The views from the top were spectacular. Clearly visible were: our hotel, Arc de Triumph, Notre Dame, Hotel des Invilides, Monmatre and Sacre Coeur on a hill to the north, Ecole Militaire, Champs de Mars and the skyscrapers of the financial district.
Margaret and Hayley on the second floor
Margaret, Beverley, Philip, Hayley, Jack (Bev's youngest) and Jeremy
Paris from the tower, Monmatre in the background (with the glorious Sacre Coeur)
Margaret and Beverley chat near the tower
As the lifts were busy we all walked down from the second floor at least some of the way. Some of us paid with sore legs next day.
We had lunch at the Carousel between the tower and the river. There we came across our first gypsy scam artists. Some gypsy women asked if we could speak English. Margaret said that she could and the girl gave her a note with a spectacular sob story and asked for money. We were regularly pestered by girls using the same scam all day. Later I got so exasperated that I swore at one of them.

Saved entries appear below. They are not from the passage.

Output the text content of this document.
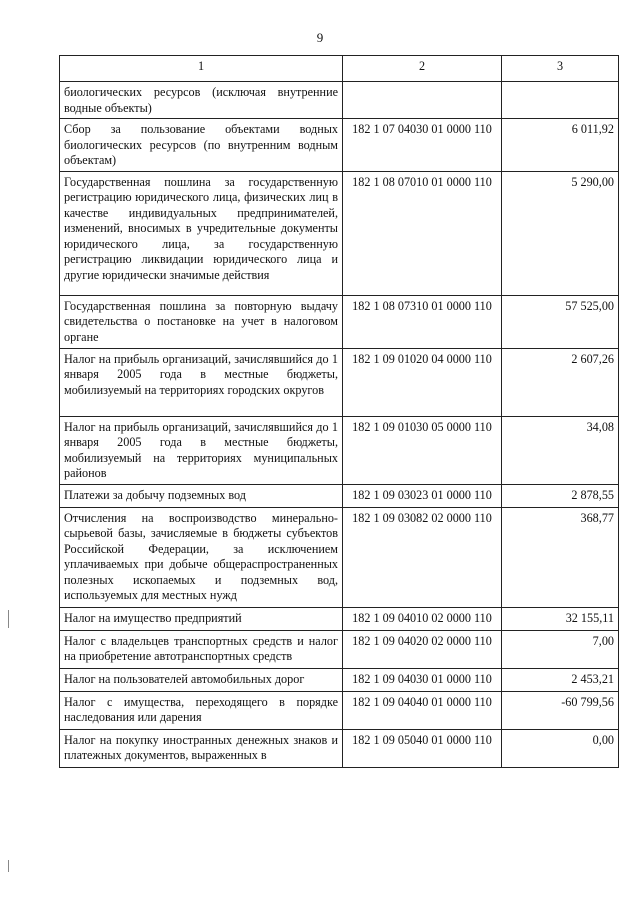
9
1	2	3
биологических ресурсов (исключая внутренние водные объекты)		
Сбор за пользование объектами водных биологических ресурсов (по внутренним водным объектам)	182 1 07 04030 01 0000 110	6 011,92
Государственная пошлина за государственную регистрацию юридического лица, физических лиц в качестве индивидуальных предпринимателей, изменений, вносимых в учредительные документы юридического лица, за государственную регистрацию ликвидации юридического лица и другие юридически значимые действия	182 1 08 07010 01 0000 110	5 290,00
Государственная пошлина за повторную выдачу свидетельства о постановке на учет в налоговом органе	182 1 08 07310 01 0000 110	57 525,00
Налог на прибыль организаций, зачислявшийся до 1 января 2005 года в местные бюджеты, мобилизуемый на территориях городских округов	182 1 09 01020 04 0000 110	2 607,26
Налог на прибыль организаций, зачислявшийся до 1 января 2005 года в местные бюджеты, мобилизуемый на территориях муниципальных районов	182 1 09 01030 05 0000 110	34,08
Платежи за добычу подземных вод	182 1 09 03023 01 0000 110	2 878,55
Отчисления на воспроизводство минерально-сырьевой базы, зачисляемые в бюджеты субъектов Российской Федерации, за исключением уплачиваемых при добыче общераспространенных полезных ископаемых и подземных вод, используемых для местных нужд	182 1 09 03082 02 0000 110	368,77
Налог на имущество предприятий	182 1 09 04010 02 0000 110	32 155,11
Налог с владельцев транспортных средств и налог на приобретение автотранспортных средств	182 1 09 04020 02 0000 110	7,00
Налог на пользователей автомобильных дорог	182 1 09 04030 01 0000 110	2 453,21
Налог с имущества, переходящего в порядке наследования или дарения	182 1 09 04040 01 0000 110	-60 799,56
Налог на покупку иностранных денежных знаков и платежных документов, выраженных в	182 1 09 05040 01 0000 110	0,00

On the way to the Metro we came across another scam attempt. A man walked past us and dropped a ring behind Philip. He turned around and offered the ring to Phil and started to walk away. Then he came back and asked for money. Phil got into a fairly heated argument, and eventually gave the ring back and told the scammer to nick off.
We went to the Louver via Metro. I watched how Phil and Bev navigated around and stored away the information for later on.
We left a metro station and walked past a few shops and restaurants to the entrance to the Louver. We walked along a wide passage with shops and eateries, and miraculously came out under "the pyramid". I had previously only seen the pyramid from outside. I thought its modernism clashed with the classical architecture of the Louvre itself. This was, though, a completely different view. It worked wonderfully well from inside (or underneath) as a huge skylight. Conclusion: don't judge architecture until you have seen it from inside as well as outside.
The artwork in the Louvre is not only hanging on the walls and free standing as sculpture. The building itself was an artwork, particularly the murals on the ceilings. We did not spend much time in the Louvre ...
... but on the way to finding the Mona Lisa we came across Bernardino Luini's Salome Receiving the Head of John the Baptist. Philip read the details while Jeremy looked at the picture ... amazed.
The next time we go to Paris I plan to spend a day at the Louvre, after carrying out some comprehensive research beforehand.
We returned to Philip and Bev's room in the Marriot hotel on the Champs Elysees. Very swish! We relaxed in the room for a while then Philip and I went for a walk along the Champs Elysees. Although the street is the height of chic and style with many very famous brands represented there we found a department store come super market (called Monoprix) close to the hotel. We bought a few provisions there.
We went for dinner to a nearby restaurant. There were eight of us. Like many Parisian restaurants it was arranged for couples with tables for two sprinkled about the room. I decided to test my schoolboy French and said to the waiter "table pour huit". I realised that I had successfully conveyed my message as the waiter went off and put four of the tables together. We ate a convivial meal of pasta or pizza.
Later that evening we walked back to the Eiffel Tower to see the evening light show. The tower is floodlit at night and for the first three or four hours after dark a glittering light show occurs for ten minutes. After the show we said goodbye to Phil, Bev and the kids and returned to our hotel room.